All the goals of the Australian National Diabetes Strategy 2016–2020 are applicable to Indigenous Australians however Goal 5 has potential areas of action which specifically aim to reduce the impact of diabetes among Indigenous Australians.

The Indigenous Australians’ Health Program (IAHP) focuses on the prevention, early detection, and management of chronic disease, including diabetes, through expanded access to and coordination of comprehensive primary health care. The Quality Assurance for Aboriginal and Torres Strait Islander Medical Services (QAAMS) Pathology Program funded since 1999, aims to supports on-site diabetes-related pathology testing. Results are available in 6 minutes, enabling patients to receive their results and more comprehensive advice and treatment plans in a single visit to the health service. Funding has also been provided from the IAHP for 2016–17 to 2018–19 to provide retinal cameras and train health professionals to use them. In November 2016, two new items were listed on the MBS covering testing for diabetic retinopathy using a non-mydriatic retinal camera and annual checks for Indigenous Australians. Funding is also provided for incentive payments for improved chronic disease management, and for cheaper medicines through the PBS.

The National Diabetes Services Scheme aims to ensure people with diabetes have access to subsidised products and support services to help them self-manage their condition. A trial of pharmacy-based screening and referral for diabetes will commence in 2016.
Various state/territory initiatives are in place. For example, in Qld, $27m funding over 4 years has been committed to help tackle diabetes and other chronic diseases. Indigenous Queenslanders are one of the priority groups identified.

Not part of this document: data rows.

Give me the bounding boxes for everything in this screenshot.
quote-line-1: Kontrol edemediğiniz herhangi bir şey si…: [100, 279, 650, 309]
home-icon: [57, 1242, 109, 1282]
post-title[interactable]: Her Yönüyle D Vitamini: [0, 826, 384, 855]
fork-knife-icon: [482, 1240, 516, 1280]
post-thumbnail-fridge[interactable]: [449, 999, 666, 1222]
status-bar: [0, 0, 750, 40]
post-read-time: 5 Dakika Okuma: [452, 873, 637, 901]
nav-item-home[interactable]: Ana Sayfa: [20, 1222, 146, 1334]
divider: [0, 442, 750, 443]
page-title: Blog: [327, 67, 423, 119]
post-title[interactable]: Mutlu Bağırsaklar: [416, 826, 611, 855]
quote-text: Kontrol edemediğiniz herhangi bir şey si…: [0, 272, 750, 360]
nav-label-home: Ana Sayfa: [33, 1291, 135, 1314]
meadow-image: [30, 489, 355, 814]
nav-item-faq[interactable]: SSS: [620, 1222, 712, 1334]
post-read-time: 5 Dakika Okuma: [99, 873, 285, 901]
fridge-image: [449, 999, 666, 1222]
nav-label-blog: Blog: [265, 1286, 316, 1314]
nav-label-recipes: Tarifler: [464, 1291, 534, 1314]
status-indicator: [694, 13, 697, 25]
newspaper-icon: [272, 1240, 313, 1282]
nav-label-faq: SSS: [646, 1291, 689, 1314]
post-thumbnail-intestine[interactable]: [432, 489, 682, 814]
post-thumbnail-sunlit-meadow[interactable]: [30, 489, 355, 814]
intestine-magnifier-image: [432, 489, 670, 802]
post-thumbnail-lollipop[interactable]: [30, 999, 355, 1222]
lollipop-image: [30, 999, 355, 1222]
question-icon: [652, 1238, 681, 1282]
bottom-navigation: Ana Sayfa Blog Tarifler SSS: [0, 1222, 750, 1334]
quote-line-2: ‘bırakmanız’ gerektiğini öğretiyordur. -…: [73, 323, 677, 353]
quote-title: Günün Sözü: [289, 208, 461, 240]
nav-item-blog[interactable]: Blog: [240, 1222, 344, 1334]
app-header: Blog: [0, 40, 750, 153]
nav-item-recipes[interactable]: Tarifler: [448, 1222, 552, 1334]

An NT multivariate study of Indigenous diabetes patients found that those who had an adequate level of PHC visits were likely to have a lower level of hospitalisations than those with fewer PHC visits, other things being equal (Zhao et al, 2015b). A study of Indigenous Australians with diabetes living in remote NT communities found that those who visited primary care 2–11 times per year had lower rates of death and hospitalisation than those who visited less than twice a year. Preventing one hospitalisation for diabetes was cheaper ($248 for those with medium use, $739 for complicated cases) than the cost of one hospitalisation ($2,915) (Thomas, SL, 2014).